Cinq ans après la tempête Flandres, dont la rudesse avait fait polémique, y compris au sein de la rédaction de Critikat, et après Hadewijch, Bruno Dumont revient avec un Hors Satan au croisement des questionnements spiritualistes et formels de Terrence Malick et d’Andreï Tarkovski. Toujours d’une ambition folle – le cinéaste se pique, ici, de filmer un miracle –, Bruno Dumont se fait une place singulière dans une année cinématographique où, avec The Tree of Life et Melancholia, les ténors du septième art font montre d’une préoccupation spiritualiste renouvelée.

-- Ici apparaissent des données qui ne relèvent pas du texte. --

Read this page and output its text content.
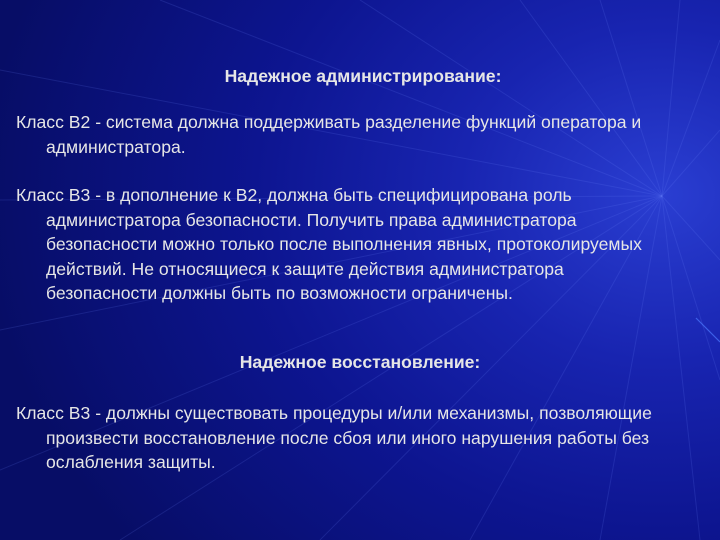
Надежное администрирование:

Класс В2 - система должна поддерживать разделение функций оператора и администратора.

Класс В3 - в дополнение к В2, должна быть специфицирована роль администратора безопасности. Получить права администратора безопасности можно только после выполнения явных, протоколируемых действий. Не относящиеся к защите действия администратора безопасности должны быть по возможности ограничены.

Надежное восстановление:

Класс В3 - должны существовать процедуры и/или механизмы, позволяющие произвести восстановление после сбоя или иного нарушения работы без ослабления защиты.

Avec Hors Satan, exit les Flandres chères à Bruno Dumont, mais le cinéaste reste un artiste attaché à ses paysages. « J’ai écrit le scénario à partir [des paysages de la côte d’Opale], de cette lumière, et de mon désir de me situer à cet endroit, » confie-t-il. La lumière, la silhouette des emplacements choisis par le réalisateur inspire visiblement le réalisateur-scénariste : il s’agit, plus encore que dans sa trilogie des Flandres, pour lui de rendre un hommage mystique – et non religieux, insiste-t-il – aux horizons gris et aux dunes de la côte d’Opale. Comme son personnage principal, Bruno Dumont voue une adoration mystique à son décor, installant cette côte d’Opale dans un scope somptueux, pour mieux magnifier la beauté horizontale de cet horizon – un horizon qui sera bien l’inaccessible Eldorado rêvé pour les habitants de la petite ville tristounette, déjà à moitié morte, où Dumont situe son film. Dans le rôle du personnage principal – « le gars », dixit le générique final – David Dewaele ne cesse donc de rendre un culte mutique, une adoration primordiale au soleil, au vent. Un vent que Bruno Dumont invite également dans son film : ainsi, la prise de son a été directe, sans filtre ni post-production, et c’est un souffle perpétuel, dantesque, omniprésent, qui emplit Hors Satan.
« Quand il y a un silence, on le sent bien et fort. »
De ce brouhaha naturel, primal, non travaillé, Bruno Dumont accepte toutes les contraintes. Mais, il souligne, comme à dessein, l’importance de son opposé, un silence qui intervient naturellement. Le contraste importe au Bruno Dumont de Hors Satan : le contraste du vacarme et du silence, celui entre ses deux seules options de mise en scène, le gros plan et le plan large, celui de ce qui est exprimé et tu, celui, enfin, entre le hors champ et l’image. Déterminé à faire « un cinéma de sensations, à partir des paysages, des présences physiques, des sons…, » Bruno Dumont assigne, par le truchement mainte fois décliné d’une opposition perpétuelle entre le terne et le lyrique, au cinéma la mission de réenchanter le réel, de recréer le mystère – d’offrir un monde entier à son auditoire, un monde que celui-ci se doit d’éprouver.
L’enchantement vu par Bruno Dumont n’est ni féerique, ni brutal, il n’est pas moral : il est juste l’expression du vertige irrationnel derrière la norme. À son spectateur de faire son choix, si tant est qu’il y ait un choix à faire. Car, encore une fois incarné dans son « gars » sous les traits de David Dewaele, le cinéaste n’a comme seul propos que d’offrir les outils pour appréhender le monde, jamais de le juger, ni de le corriger. Rebouteux mystérieux, ermite et vagabond, le gars n’est jamais que de passage dans la vie de ceux qu’il aide, le temps du film : comme un cinéaste, déterminé à désigner des clés pour comprendre le réel à son auditoire sans jamais les obliger à les saisir. Comme son gars, Bruno Dumont n’est que de passage, comme lui il cache son but véritable sous d’autres mots, d’autres actes : ainsi, le miracle qui constitue le centre névralgique de l’intrigue parait curieusement anodin. Il ne vaut vraiment que par ce qui l’a précédé, ce qui nous y a conduit. C’est, inexplicablement, le chemin parcouru le long d’un minuscule pont de pierre qui offre à l’autre protagoniste, « la fille » (Alexandra Lematre), le pouvoir de changer le monde : peut-être est-ce le chemin parcouru, deux heures durant, en compagnie de Bruno Dumont qui offre à son auditoire les clés du monde. Peut-être a‑t-on vu un film-miracle.